After diagnosis of pancreatic NET, imaging studies are required for accurate localization of the tumor. CT or MRI of the abdomen can localize the location of the tumor and the extent of disease. Recent studies have shown that ⁶⁸Ga-DOTATATE or ⁶⁸Ga-DOTATOC PET/CT is highly sensitive and specific for pancreatic NETs, including gastrinomas, and N-F pancreatic NETs.6 Therefore, preoperative imaging with ⁶⁸Ga-labeled somatostatin analogue with PET/CT should be considered as a first-line diagnostic imaging method for staging pancreatic NET patients, if available. If unavailable, somatostatin receptor scintigraphy with SPECT or ¹⁸F-DOPA PET could be useful in staging for pancreatic NETs. In case of rapid tumor progression, 18-fluorodeoxyglucose (¹⁸FDG) PET/CT may be considered to assess tumor location and burden.

Dr. Ji Eun Shin: How can we establish perioperative management for patients with VIPoma accompanied with electrolyte imbalance and acute renal impairment due to extensive volume loss?

Dr. Se Jun Park: Curative resection is recommended for patients with VIPoma without evidence of non-resectable or metastatic disease. However, secretory diarrhea is commonly extensive, with loss of bicarbonate and potassium leading to severe metabolic acidosis and hypokalemia. Therefore, patients with VIPoma need to be resuscitated with preoperative somatostatin analog treatment and intravenous fluid and electrolyte therapy before being subjected to surgery.9

Dr. Ji Eun Shin: What are the treatment options for patients with locally advanced or metastatic pancreatic NET?
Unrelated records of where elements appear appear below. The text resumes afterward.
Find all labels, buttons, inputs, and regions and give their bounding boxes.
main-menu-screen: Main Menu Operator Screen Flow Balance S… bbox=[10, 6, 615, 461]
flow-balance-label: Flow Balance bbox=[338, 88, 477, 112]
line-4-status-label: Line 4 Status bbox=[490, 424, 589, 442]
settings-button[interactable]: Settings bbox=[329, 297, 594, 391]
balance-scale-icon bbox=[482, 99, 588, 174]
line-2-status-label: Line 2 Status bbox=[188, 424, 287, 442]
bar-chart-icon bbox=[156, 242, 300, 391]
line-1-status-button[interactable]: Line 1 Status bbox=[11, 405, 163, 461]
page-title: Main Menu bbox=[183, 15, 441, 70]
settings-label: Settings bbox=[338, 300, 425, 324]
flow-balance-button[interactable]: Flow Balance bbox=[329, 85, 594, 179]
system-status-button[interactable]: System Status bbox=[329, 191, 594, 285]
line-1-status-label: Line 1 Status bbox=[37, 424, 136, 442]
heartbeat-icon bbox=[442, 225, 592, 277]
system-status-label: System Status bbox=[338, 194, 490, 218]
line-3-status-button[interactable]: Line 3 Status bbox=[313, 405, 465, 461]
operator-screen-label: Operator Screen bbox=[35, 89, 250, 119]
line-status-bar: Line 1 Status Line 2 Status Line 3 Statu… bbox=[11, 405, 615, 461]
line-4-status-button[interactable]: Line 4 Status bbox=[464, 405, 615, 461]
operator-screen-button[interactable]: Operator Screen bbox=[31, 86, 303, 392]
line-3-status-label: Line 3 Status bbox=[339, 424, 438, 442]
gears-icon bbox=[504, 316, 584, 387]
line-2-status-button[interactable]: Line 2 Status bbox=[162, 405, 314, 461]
Dr. MyungAh Lee: For patients with locally advanced or metastatic functioning pancreatic NETs, somatostatin analogues (octreotide, lanreotide) remain the first-line treatment. For patients with advanced N-F pancreatic NET, not only somatostatin analogues, but targeted treatment and cytotoxic chemotherapy could be considered. According to recent studies, peptide receptor radionuclide therapy (PRRT) using 177 Lu-DOTATATE showed favorable outcome for patients with NETs including pancreatic NETs with distant metastases. PRRT can be considered in both functioning pancreatic NETs and N-F pancreatic NETs with high expression of somatostatin receptors. The European Neuroendocrine Tumor Society (ENETS) Consensus Guidelines Update for Management of Patients with Functional Neuroendocrine Tumors and Non-Functional Pancreatic Neuroendocrine Tumors, updated in 2016, provides a basic idea for developing a diagnostic method and therapeutic strategy.6

In this case, the patient with chronic watery diarrhea was pathologically diagnosed with pancreatic NET grade 1, and serum VIP level elevation was confirmed. Finally, this patient was diagnosed with pancreatic VIPoma classified as pancreatic functioning NET.